I wonder if the writer of that letter advocated for KHS last year when we learned that the former KHS director had gutted the budget and left KHS with almost no revenue to provide even the services they are contracted to perform. Did the writer lobby his council members to increase KHS funding to help KHS recover from the previous administration’s disastrous policies?
In fact, does the writer even understand that until this year, KHS got no county funding to provide services to cats? Does he know that even with partial funding from the county, the vast majority of the cost to provide services to cats comes from private donations? How much has the writer donated to the cause of animal welfare on Kauai? How many unwanted animals has he adopted?
What actions is the writer taking to convince his neighbors to spay and neuter their dogs and cats rather than allowing them to have litter after litter? Is he bringing his neighbor’s pets in for them to get “fixed?” Is he taking any action to reduce the problem of pet overpopulation? Or is he a person who believes it is kinder to abandon an unwanted pet in a county park or wilderness area so that it can starve to death, rather than receive a humane death?
Pet overpopulation is a community problem.
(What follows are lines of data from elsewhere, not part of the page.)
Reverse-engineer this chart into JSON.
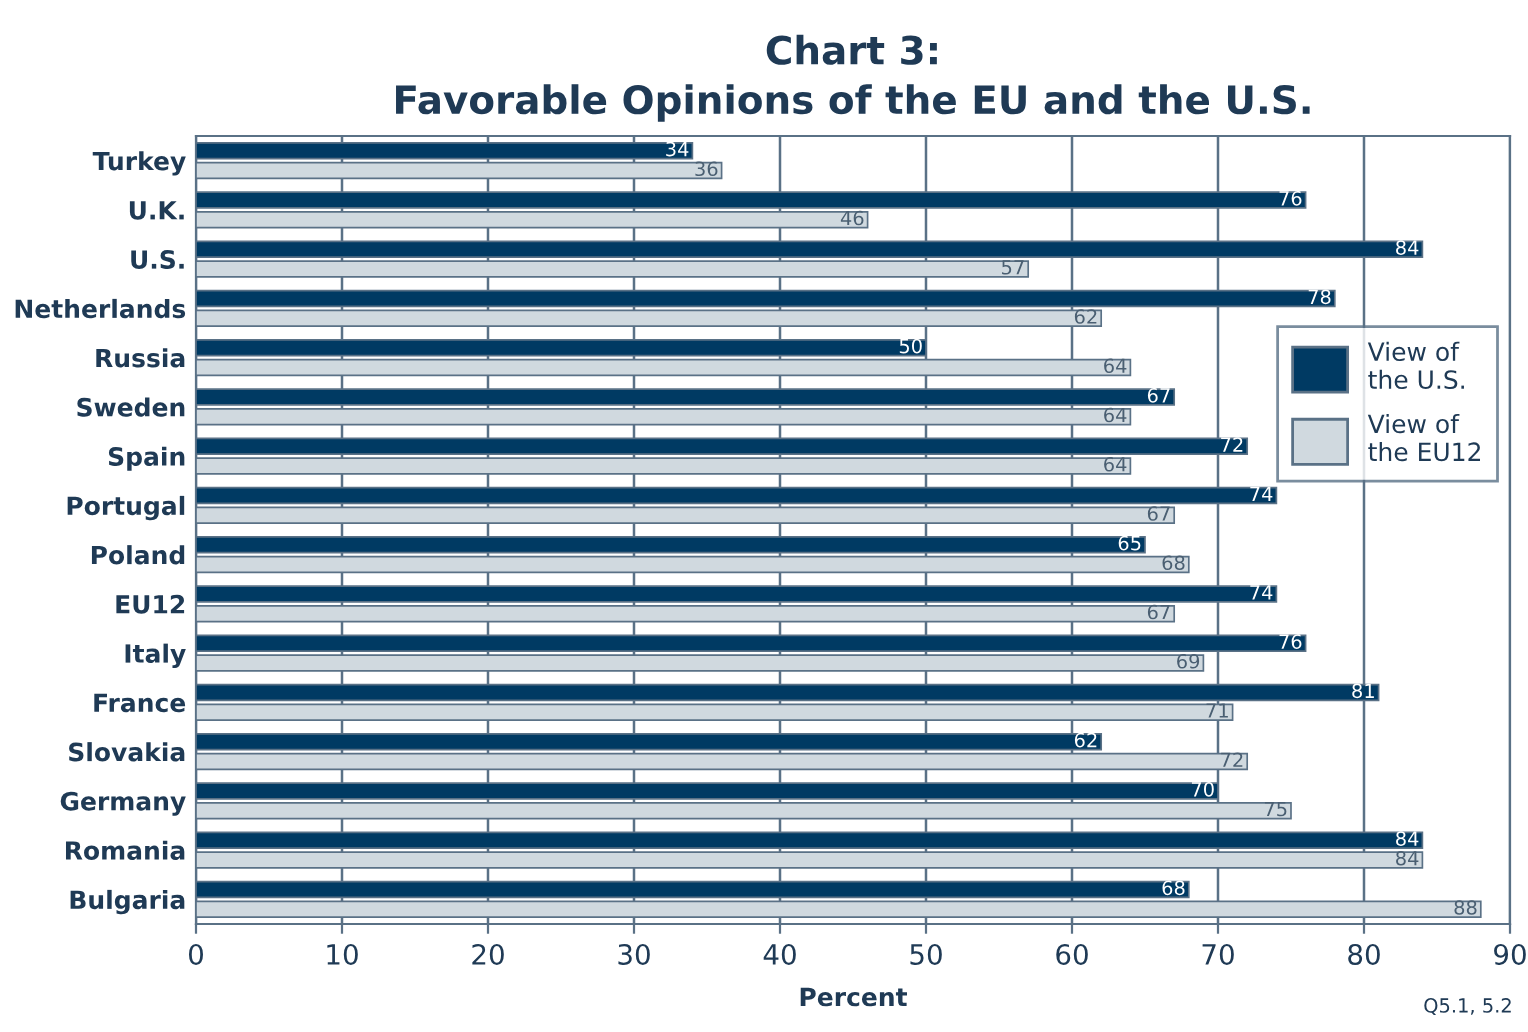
{
  "chart_data": {
    "type": "bar",
    "orientation": "horizontal",
    "title": "Chart 3:\nFavorable Opinions of the EU and the U.S.",
    "xlabel": "Percent",
    "categories": [
      "Turkey",
      "U.K.",
      "U.S.",
      "Netherlands",
      "Russia",
      "Sweden",
      "Spain",
      "Portugal",
      "Poland",
      "EU12",
      "Italy",
      "France",
      "Slovakia",
      "Germany",
      "Romania",
      "Bulgaria"
    ],
    "series": [
      {
        "name": "View of\nthe U.S.",
        "color": "#003a63",
        "values": [
          34,
          76,
          84,
          78,
          50,
          67,
          72,
          74,
          65,
          74,
          76,
          81,
          62,
          70,
          84,
          68
        ]
      },
      {
        "name": "View of\nthe EU12",
        "color": "#d0d9df",
        "values": [
          36,
          46,
          57,
          62,
          64,
          64,
          64,
          67,
          68,
          67,
          69,
          71,
          72,
          75,
          84,
          88
        ]
      }
    ],
    "xlim": [
      0,
      90
    ],
    "xticks": [
      0,
      10,
      20,
      30,
      40,
      50,
      60,
      70,
      80,
      90
    ],
    "grid": "x",
    "legend": "right",
    "data_labels": true,
    "annotations": [
      "Q5.1, 5.2"
    ]
  }
}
We are all responsible for the problem, and we all need to own the solution. It is incredibly destructive and irresponsible to pillory the nonprofit agency that does as much as it can to save our pets from suffering resulting from our collective unwillingness to do the right thing.
Every single employee at KHS would rejoice at not having to euthanize another animal. But as long as we don’t act responsibly, KHS will have to do what our inaction forces them to do.